The comparison L > R is the only correctness check required. It must be strict because equality is still a valid single-point overlap when endpoints are inclusive.
Worked Examples
Example 1
Input:
3
1 5
4 8
6 10
| Step | Interval | L | R | Feasible? |
|---|---|---|---|---|
| Init | [1, 5] | 1 | 5 | Yes |
| 1 | [4, 8] | 4 | 5 | Yes |
| 2 | [6, 10] | 6 | 5 | No |
After processing the second update, the interval becomes invalid since 6 > 5. The algorithm correctly outputs NO because no single point lies in all intervals.
Example 2
Input:
2
1 3
3 5
| Step | Interval | L | R | Feasible? |
|---|---|---|---|---|
| Init | [1, 3] | 1 | 3 | Yes |
| 1 | [3, 5] | 3 | 3 | Yes |
The intersection reduces to a single point at 3, which remains valid. The output is YES.
These examples confirm that endpoint handling is critical and that the algorithm naturally handles both wide overlaps and single-point intersections.
Complexity Analysis
| Measure | Complexity | Explanation |
|---|---|---|
| Time | O(n) | Each interval is processed once with constant-time updates |
| Space | O(1) | Only two variables are maintained |
The linear scan is optimal because every constraint must be read at least once. This fits comfortably within typical Codeforces limits even for large n.
Test Cases
import sys, io
def run(inp: str) -> str:
sys.stdin = io.StringIO(inp)
from collections import deque
data = inp.strip().split()
it = iter(data)
n = int(next(it))
L = int(next(it))
R = int(next(it))
for _ in range(n - 1):
l = int(next(it))
r = int(next(it))
L = max(L, l)
R = min(R, r)
if L > R:
return "NO"
return "YES"
# provided samples (illustrative)
assert run("3\n1 5\n4 8\n6 10\n") == "NO"
assert run("2\n1 3\n3 5\n") == "YES"
# custom cases
assert run("1\n5 10\n") == "YES", "single interval always valid"
assert run("2\n1 2\n3 4\n") == "NO", "disjoint intervals"
assert run("3\n1 10\n2 3\n3 3\n") == "YES", "shrinking to single point"
assert run("3\n1 10\n2 5\n6 7\n") == "NO", "split feasibility"
| Test input | Expected output | What it validates |
|---|---|---|
| single interval | YES | base case |
| disjoint intervals | NO | early failure detection |
| shrinking to point | YES | endpoint correctness |
| split feasibility | NO | multi-step intersection collapse |
Edge Cases
One edge case is when intervals collapse to a single point. For example:
3
1 10
5 5
5 7
The algorithm first reduces [1, 10] to [5, 5], then intersects with [5, 7] and keeps [5, 5]. The output remains valid because equality is allowed.

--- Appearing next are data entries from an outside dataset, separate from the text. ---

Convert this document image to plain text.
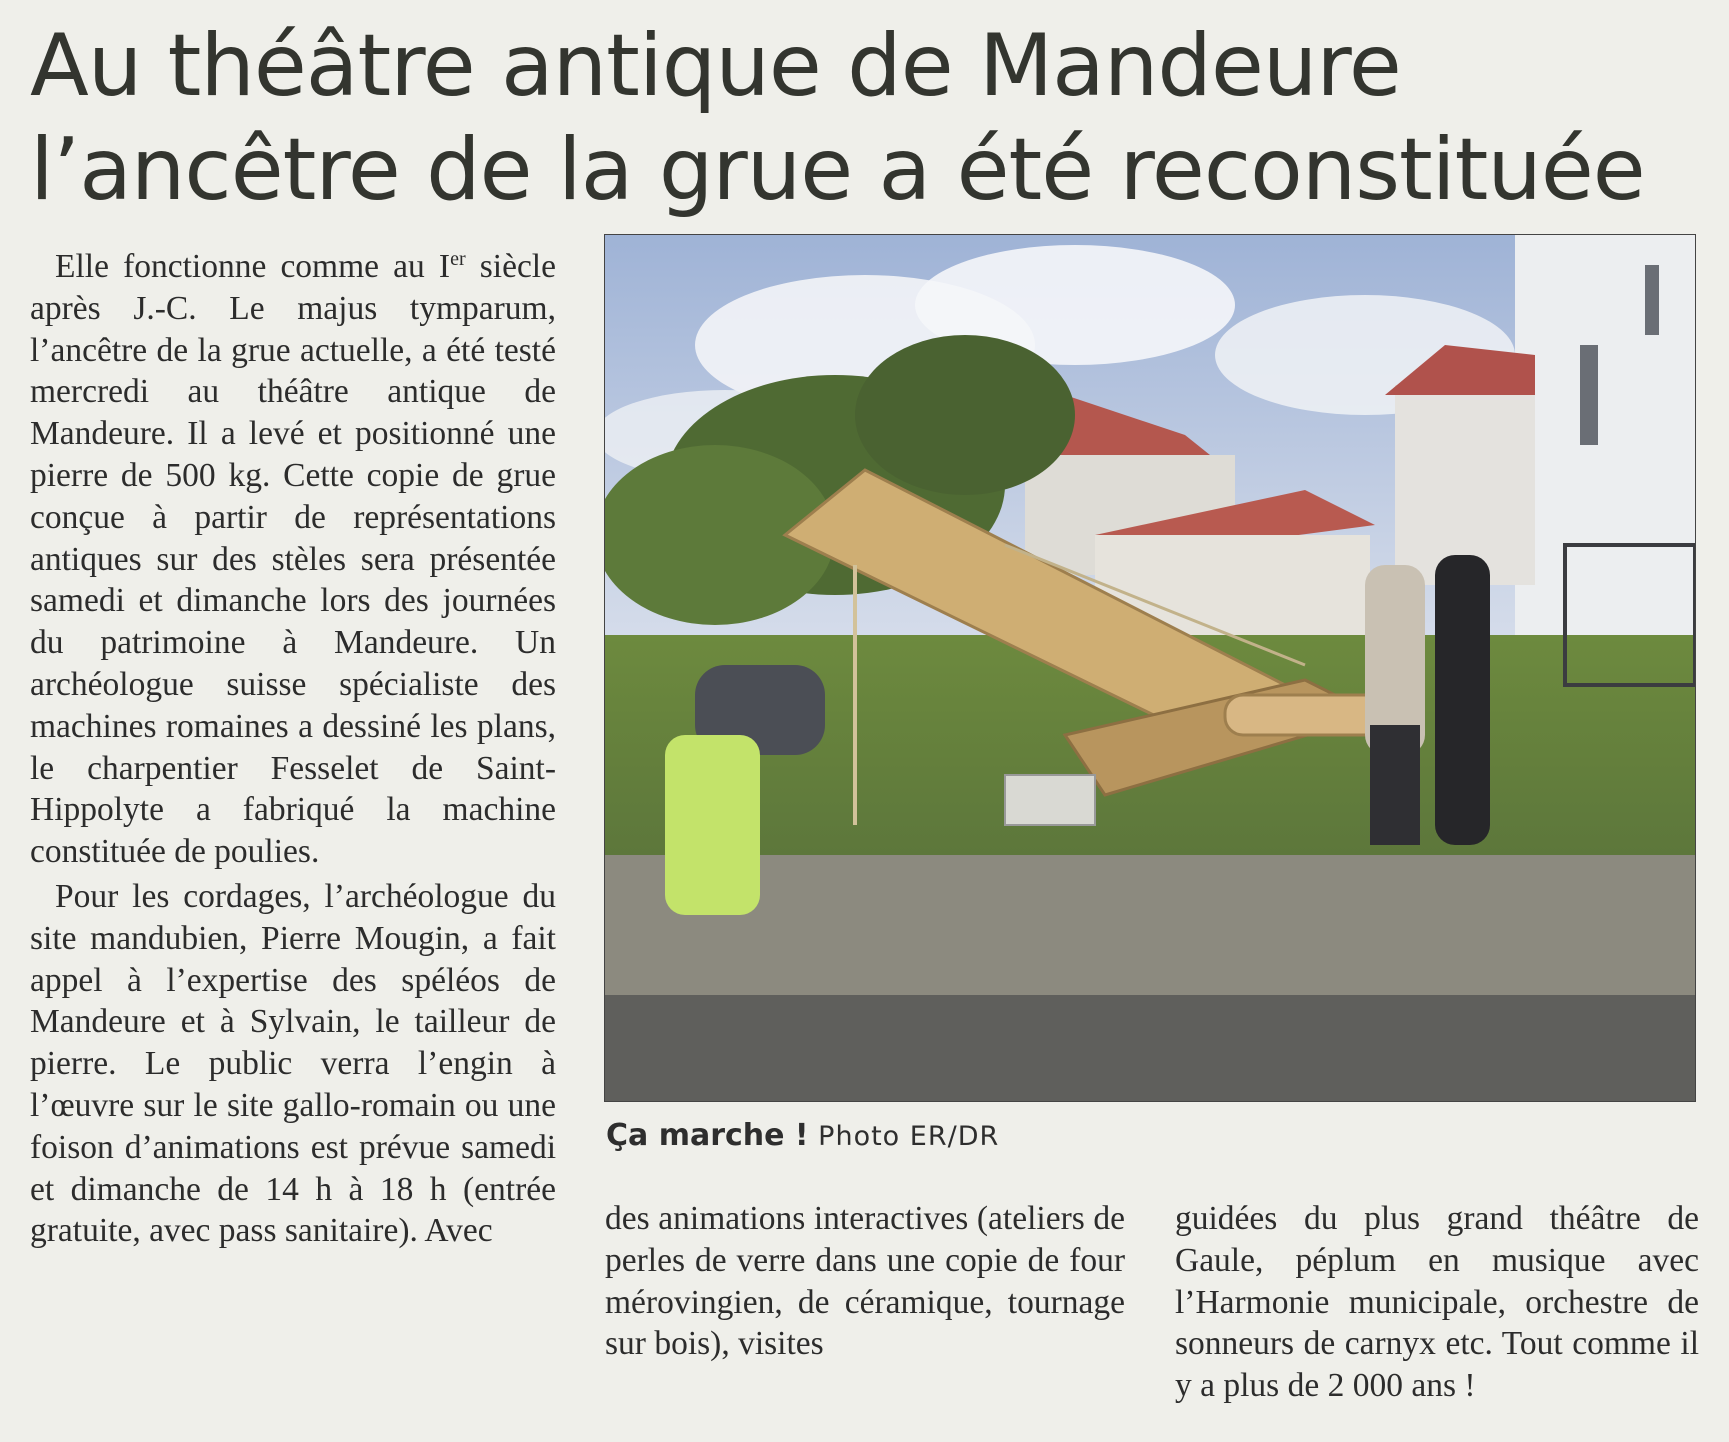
Au théâtre antique de Mandeure
l’ancêtre de la grue a été reconstituée

Elle fonctionne comme au Ier siècle après J.-C. Le majus tymparum, l’ancêtre de la grue actuelle, a été testé mercredi au théâtre antique de Mandeure. Il a levé et positionné une pierre de 500 kg. Cette copie de grue conçue à partir de représentations antiques sur des stèles sera présentée samedi et dimanche lors des journées du patrimoine à Mandeure. Un archéologue suisse spécialiste des machines romaines a dessiné les plans, le charpentier Fesselet de Saint-Hippolyte a fabriqué la machine constituée de poulies.

Pour les cordages, l’archéologue du site mandubien, Pierre Mougin, a fait appel à l’expertise des spéléos de Mandeure et à Sylvain, le tailleur de pierre. Le public verra l’engin à l’œuvre sur le site gallo-romain ou une foison d’animations est prévue samedi et dimanche de 14 h à 18 h (entrée gratuite, avec pass sanitaire). Avec

Ça marche ! Photo ER/DR

des animations interactives (ateliers de perles de verre dans une copie de four mérovingien, de céramique, tournage sur bois), visites

guidées du plus grand théâtre de Gaule, péplum en musique avec l’Harmonie municipale, orchestre de sonneurs de carnyx etc. Tout comme il y a plus de 2 000 ans !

Another edge case is immediate disjointness at the second interval:
2
1 3
10 20
After first update, [1, 3] intersects with [10, 20] producing an invalid interval where L > R. The algorithm correctly stops early.
A final subtle case is large ranges where naive enumeration would fail, but the intersection method remains constant-time per step, ensuring correctness without relying on coordinate limits.